Finitary Cartesian closed varieties and semigroup actions
Mark V Lawson
TL;DR
This work develops a categorical and algebraic bridge between Garner's matched-pair constructions $[B|M]$ and Boolean left restriction monoids $S$. By showing that $[B|M]$-Set is equivalent to a category of $S$-actions on supported sets, the authors unify the treatment of factorizable left restriction monoids with the $[E|M]$-set formalism, and they derive a Cartesian closed framework for these action categories.
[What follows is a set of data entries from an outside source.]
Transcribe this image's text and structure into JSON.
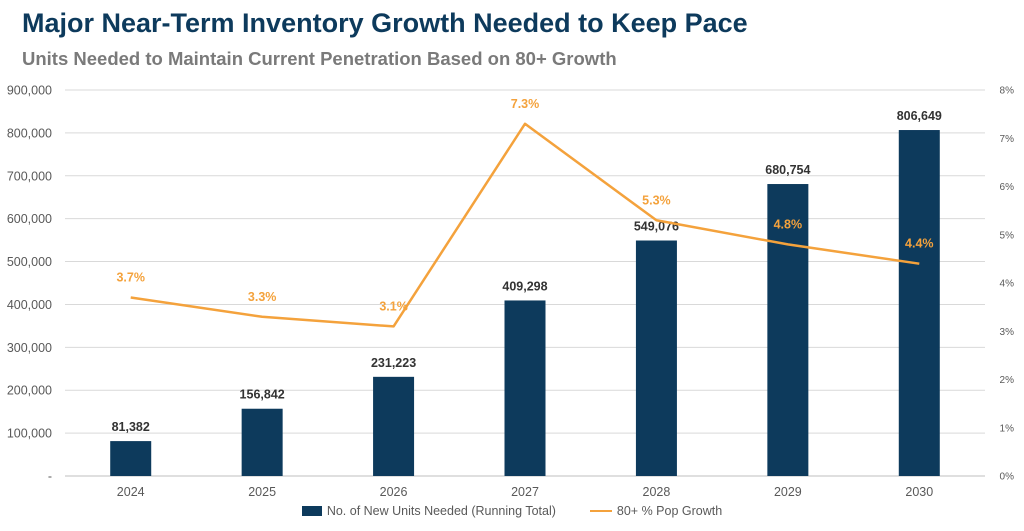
{
  "title": "Major Near-Term Inventory Growth Needed to Keep Pace",
  "subtitle": "Units Needed to Maintain Current Penetration Based on 80+ Growth",
  "colors": {
    "bar": "#0d3a5c",
    "line": "#f4a23c",
    "title": "#0d3a5c",
    "subtitle": "#7a7a7a"
  },
  "chart_data": {
    "type": "bar",
    "categories": [
      "2024",
      "2025",
      "2026",
      "2027",
      "2028",
      "2029",
      "2030"
    ],
    "series": [
      {
        "name": "No. of New Units Needed (Running Total)",
        "type": "bar",
        "axis": "left",
        "values": [
          81382,
          156842,
          231223,
          409298,
          549076,
          680754,
          806649
        ],
        "labels": [
          "81,382",
          "156,842",
          "231,223",
          "409,298",
          "549,076",
          "680,754",
          "806,649"
        ]
      },
      {
        "name": "80+ % Pop Growth",
        "type": "line",
        "axis": "right",
        "values": [
          3.7,
          3.3,
          3.1,
          7.3,
          5.3,
          4.8,
          4.4
        ],
        "labels": [
          "3.7%",
          "3.3%",
          "3.1%",
          "7.3%",
          "5.3%",
          "4.8%",
          "4.4%"
        ]
      }
    ],
    "y_left": {
      "ylim": [
        0,
        900000
      ],
      "ticks": [
        "-",
        "100,000",
        "200,000",
        "300,000",
        "400,000",
        "500,000",
        "600,000",
        "700,000",
        "800,000",
        "900,000"
      ]
    },
    "y_right": {
      "ylim": [
        0,
        8
      ],
      "ticks": [
        "0%",
        "1%",
        "2%",
        "3%",
        "4%",
        "5%",
        "6%",
        "7%",
        "8%"
      ]
    },
    "grid": true,
    "legend": "bottom"
  }
}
The key contributions are the structure theorem for factorizable LR-monoids via matched pairs, the equivalence between supported actions and presheaf-like data, and the Boolean/étale refinements that recover Garner's results and link to inverse- or étale-groupoid settings. Collectively, these results imply that every non-degenerate finitary Cartesian closed variety can be realized as a category of $S$-actions for some Boolean left restriction monoid $S$, providing a new perspective on Cartesian closedness and its algebraic semantics, with connections to topological full groups in $C^{*}$-algebra contexts.
Abstract
We build on some ideas of Richard Garner. Let $M$ be a monoid and $B$ a Boolean algebra. A `matched pair' $[B|M]$ consists of $B$ and $M$ and some mutual interactions. Garner showed that every such matched pair determines (what we shall call) a Boolean left restriction monoid $S = S[B|M]$. In this paper, we show that the data of a $[B|M]$-set (defined later) may be encoded by means of a certain kind of action by $S$. This means that the category $[B|M]$-{\bf sets} is equivalent to a category of {\bf $S$-actions}. We deduce, as a result of Garner's work, that every non-degenerate finitary Cartesian closed variety is equivalent to a special category of $S$-actions where $S$ is a Boolean left restriction monoid.